I want to enjoy the benefits of wealth without being thought of as wealthy.

I want to live out my Christian faith without being considered religious.

I would like to advocate for a less intrusive and oppressive government without being labeled a conservative Republican.

I would like to support a more humane and compassionate immigration policy without being branded a liberal Democrat.

I would like to enjoy golf without it being assumed that I must be a member of a country club.

I wish to continue reading tons of books every year without being thought a book nerd.

I would like to be more careful about what I eat without becoming a food Nazi.

I want to continue to work out and take care of my body without succumbing to vanity.

I want to experience the wisdom that comes with age without getting old.

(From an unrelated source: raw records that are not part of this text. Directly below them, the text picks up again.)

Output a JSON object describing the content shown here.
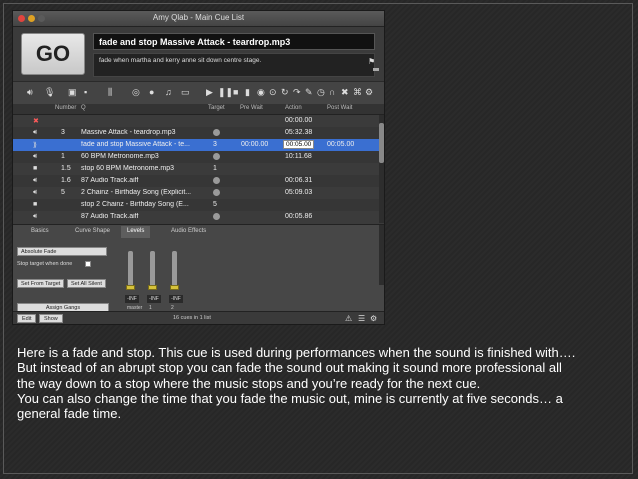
{
  "window": {
    "title": "Amy Qlab - Main Cue List",
    "go_label": "GO",
    "current_cue_title": "fade and stop Massive Attack - teardrop.mp3",
    "current_cue_notes": "fade when martha and kerry anne sit down centre stage."
  },
  "toolbar": {
    "icons": [
      "audio-icon",
      "mic-icon",
      "video-icon",
      "camera-icon",
      "fader-icon",
      "target-icon",
      "circle-icon",
      "music-icon",
      "group-icon",
      "play-icon",
      "pause-icon",
      "stop-icon",
      "load-icon",
      "record-icon",
      "goto-icon",
      "refresh-icon",
      "arc-icon",
      "wrench-icon",
      "clock-icon",
      "x-icon",
      "cmd-icon",
      "gear-icon"
    ]
  },
  "table": {
    "headers": {
      "number": "Number",
      "q": "Q",
      "target": "Target",
      "pre_wait": "Pre Wait",
      "action": "Action",
      "post_wait": "Post Wait"
    },
    "rows": [
      {
        "icon": "x",
        "number": "",
        "name": "",
        "target": "",
        "pre_wait": "",
        "action": "00:00.00",
        "post_wait": "",
        "style": "normal"
      },
      {
        "icon": "audio",
        "number": "3",
        "name": "Massive Attack - teardrop.mp3",
        "target": "",
        "pre_wait": "",
        "action": "05:32.38",
        "post_wait": "",
        "style": "alt"
      },
      {
        "icon": "fade",
        "number": "",
        "name": "fade and stop Massive Attack - te...",
        "target": "3",
        "pre_wait": "00:00.00",
        "action": "00:05.00",
        "post_wait": "00:05.00",
        "style": "sel"
      },
      {
        "icon": "audio",
        "number": "1",
        "name": "60 BPM Metronome.mp3",
        "target": "",
        "pre_wait": "",
        "action": "10:11.68",
        "post_wait": "",
        "style": "alt"
      },
      {
        "icon": "stop",
        "number": "1.5",
        "name": "stop 60 BPM Metronome.mp3",
        "target": "1",
        "pre_wait": "",
        "action": "",
        "post_wait": "",
        "style": "normal"
      },
      {
        "icon": "audio",
        "number": "1.6",
        "name": "87 Audio Track.aiff",
        "target": "",
        "pre_wait": "",
        "action": "00:06.31",
        "post_wait": "",
        "style": "alt"
      },
      {
        "icon": "audio",
        "number": "5",
        "name": "2 Chainz - Birthday Song (Explicit...",
        "target": "",
        "pre_wait": "",
        "action": "05:09.03",
        "post_wait": "",
        "style": "normal"
      },
      {
        "icon": "stop",
        "number": "",
        "name": "stop 2 Chainz - Birthday Song (E...",
        "target": "5",
        "pre_wait": "",
        "action": "",
        "post_wait": "",
        "style": "alt"
      },
      {
        "icon": "audio",
        "number": "",
        "name": "87 Audio Track.aiff",
        "target": "",
        "pre_wait": "",
        "action": "00:05.86",
        "post_wait": "",
        "style": "normal"
      }
    ]
  },
  "inspector": {
    "tabs": [
      "Basics",
      "Curve Shape",
      "Levels",
      "Audio Effects"
    ],
    "active_tab": "Levels",
    "fade_type": "Absolute Fade",
    "stop_target_label": "Stop target when done",
    "set_from_target": "Set From Target",
    "set_all_silent": "Set All Silent",
    "assign_gangs": "Assign Gangs",
    "faders": [
      {
        "name": "master",
        "value": "-INF"
      },
      {
        "name": "1",
        "value": "-INF"
      },
      {
        "name": "2",
        "value": "-INF"
      }
    ]
  },
  "statusbar": {
    "edit": "Edit",
    "show": "Show",
    "count_text": "16 cues in 1 list"
  },
  "caption": {
    "p1": "Here is a fade and stop. This cue is used during performances when the sound is finished with…. But instead of an abrupt stop you can fade the sound out making it sound more professional all the way down to a stop where the music stops and you’re ready for the next cue.",
    "p2": "You can also change the time that you fade the music out, mine is currently at five seconds… a general fade time."
  }
}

I want to develope greater empathy for others without turning myself into an easy mark.

I want to demand professionalism and accountability from law enforcement without being accused of being anti-police.

I want to be able to condemn lawlessness, violence and thuggery wherever it exists without being called a racist.

I want to continue to be an unrepentant baseball fan without being dismissed as old school.

I believe that wanting American troops brought home from their foolish deployments isn’t the same thing as isolationism.

I want to cultivate more generosity in my life without becoming a spendthrift.

I want to strive for consistency without it turning into stubbornness.

Desiring to keep more of my hard earned money instead of having it confiscated by the government does not mean I’m greedy.